Wiege der Menschheit

Der Terraner auf Tellus – und im Bann einer unglaublichen Entdeckung

Andreas Brandhorst

Cover

Vorspann

Die Hauptpersonen des Romans

Prolog

1. Perry Rhodan

2. Perry Rhodan

3. Amma Vargas

4. Perry Rhodan

5. Perry Rhodan

6. Perry Rhodan

7. Perry Rhodan

8. Felix Ghiss

9. Perry Rhodan

10. Perry Rhodan

11. Perry Rhodan

12. Perry Rhodan

13. Perry Rhodan

Leserkontaktseite

Fanszene

Impressum

Mehr als 3000 Jahre in der Zukunft: Längst verstehen sich die Menschen als Terraner, die ihre Erde und das Sonnensystem hinter sich gelassen haben. In der Unendlichkeit des Alls treffen sie auf Außerirdische aller Art.
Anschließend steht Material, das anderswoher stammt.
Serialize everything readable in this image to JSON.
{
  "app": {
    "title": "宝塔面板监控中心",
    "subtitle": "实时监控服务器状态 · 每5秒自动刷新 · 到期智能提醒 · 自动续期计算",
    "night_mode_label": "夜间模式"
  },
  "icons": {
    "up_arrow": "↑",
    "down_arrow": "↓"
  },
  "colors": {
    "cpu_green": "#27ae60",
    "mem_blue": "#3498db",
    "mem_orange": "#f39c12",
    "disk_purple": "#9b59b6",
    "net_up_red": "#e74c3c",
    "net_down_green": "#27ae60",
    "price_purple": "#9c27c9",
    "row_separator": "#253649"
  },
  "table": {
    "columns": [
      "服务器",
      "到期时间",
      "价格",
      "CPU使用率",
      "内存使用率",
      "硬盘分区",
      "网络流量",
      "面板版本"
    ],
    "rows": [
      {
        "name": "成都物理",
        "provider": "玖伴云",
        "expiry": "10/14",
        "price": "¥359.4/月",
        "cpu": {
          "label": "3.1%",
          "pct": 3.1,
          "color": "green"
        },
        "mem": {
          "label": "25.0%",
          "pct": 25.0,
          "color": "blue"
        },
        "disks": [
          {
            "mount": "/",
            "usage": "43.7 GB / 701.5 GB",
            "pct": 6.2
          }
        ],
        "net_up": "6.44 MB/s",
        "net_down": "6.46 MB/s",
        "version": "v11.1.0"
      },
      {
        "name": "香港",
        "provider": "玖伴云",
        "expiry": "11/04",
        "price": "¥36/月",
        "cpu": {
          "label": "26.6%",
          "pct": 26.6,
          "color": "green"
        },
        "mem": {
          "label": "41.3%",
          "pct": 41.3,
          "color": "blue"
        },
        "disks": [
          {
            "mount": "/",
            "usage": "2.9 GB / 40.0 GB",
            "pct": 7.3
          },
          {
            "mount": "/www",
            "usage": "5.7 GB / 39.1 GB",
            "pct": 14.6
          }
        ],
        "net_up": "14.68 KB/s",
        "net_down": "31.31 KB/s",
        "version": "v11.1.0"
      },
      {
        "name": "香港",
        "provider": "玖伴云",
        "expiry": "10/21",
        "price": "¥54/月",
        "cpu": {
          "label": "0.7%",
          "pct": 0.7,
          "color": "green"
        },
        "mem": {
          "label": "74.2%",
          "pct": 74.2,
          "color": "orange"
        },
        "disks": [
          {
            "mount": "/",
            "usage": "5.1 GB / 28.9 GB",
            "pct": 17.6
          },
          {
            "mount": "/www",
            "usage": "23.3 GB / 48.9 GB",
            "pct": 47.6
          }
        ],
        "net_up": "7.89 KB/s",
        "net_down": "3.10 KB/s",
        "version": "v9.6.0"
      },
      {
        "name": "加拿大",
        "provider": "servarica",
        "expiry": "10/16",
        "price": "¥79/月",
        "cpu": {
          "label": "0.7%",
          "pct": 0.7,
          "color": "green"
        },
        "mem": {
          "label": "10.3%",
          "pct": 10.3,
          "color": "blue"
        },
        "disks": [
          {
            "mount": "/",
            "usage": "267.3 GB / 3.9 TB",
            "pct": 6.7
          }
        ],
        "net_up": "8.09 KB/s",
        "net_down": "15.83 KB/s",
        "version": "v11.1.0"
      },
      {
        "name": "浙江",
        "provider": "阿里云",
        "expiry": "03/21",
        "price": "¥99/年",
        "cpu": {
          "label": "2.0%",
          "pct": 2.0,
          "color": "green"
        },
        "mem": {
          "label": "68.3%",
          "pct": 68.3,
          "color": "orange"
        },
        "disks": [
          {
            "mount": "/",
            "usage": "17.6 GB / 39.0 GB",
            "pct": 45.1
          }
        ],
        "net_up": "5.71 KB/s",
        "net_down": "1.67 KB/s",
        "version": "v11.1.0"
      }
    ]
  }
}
Ihre Nachkommen haben Tausende von Welten besiedelt, zahlreiche Raumschiffe fliegen bis zu den entlegensten Sternen.

Perry Rhodan ist der Mensch, der von Anfang an mit den Erdbewohnern ins All vorgestoßen ist. Nun steht er vor seiner vielleicht größten Herausforderung: Die Rückkehr von seiner letzten Mission hat ihn rund 500 Jahre weiter in der Zeit katapultiert. Eine Datensintflut hat fast alle historischen Dokumente entwertet, sodass nur noch die Speicher der RAS TSCHUBAI gesichertes Wissen enthalten.

Perry Rhodan befindet sich nun mit seinem Raumschiff, der RAS TSCHUBAI, und dessen Besatzung in der sogenannten Cairanischen Epoche. Vieles ist anders geworden seit ihrem Aufbruch. Neue Völker sind auf der Bildfläche erschienen, vertraute Bündnisse gibt es nicht mehr, und die Erde selbst gilt lediglich als Mythos. Dabei ist sie doch die WIEGE DER MENSCHHEIT ...

Die Hauptpersonen des Romans

Tenga – Der Siganese beweist ein gutes Auge.

Perry Rhodan – Der Terraner wird mit einem unangenehmen Bildnis konfrontiert.

Amma Vargas – Die Raumschiffskommandantin begegnet einer Legende.

Shanlud

Prolog

Die Zeit tropfte und rann, manchmal strömte sie auch, mit Wogen und Wellen. Hier lag sie wie erstarrt in einem Panzer aus Eis, der eine ganze Welt umschloss. Was vorher lebendig gewesen und gewachsen war, was gefressen und sich fortgepflanzt hatte, wie es das kosmische Gesetz des Werdens und Vergehens von allen Organismen verlangte – oder von fast allen –, lag nicht tot, aber in tiefem Schlaf. Es wartete, ohne etwas von der verstreichenden Zeit zu ahnen. Jahrhunderte vergingen, wurden zu mehr als drei Jahrtausenden.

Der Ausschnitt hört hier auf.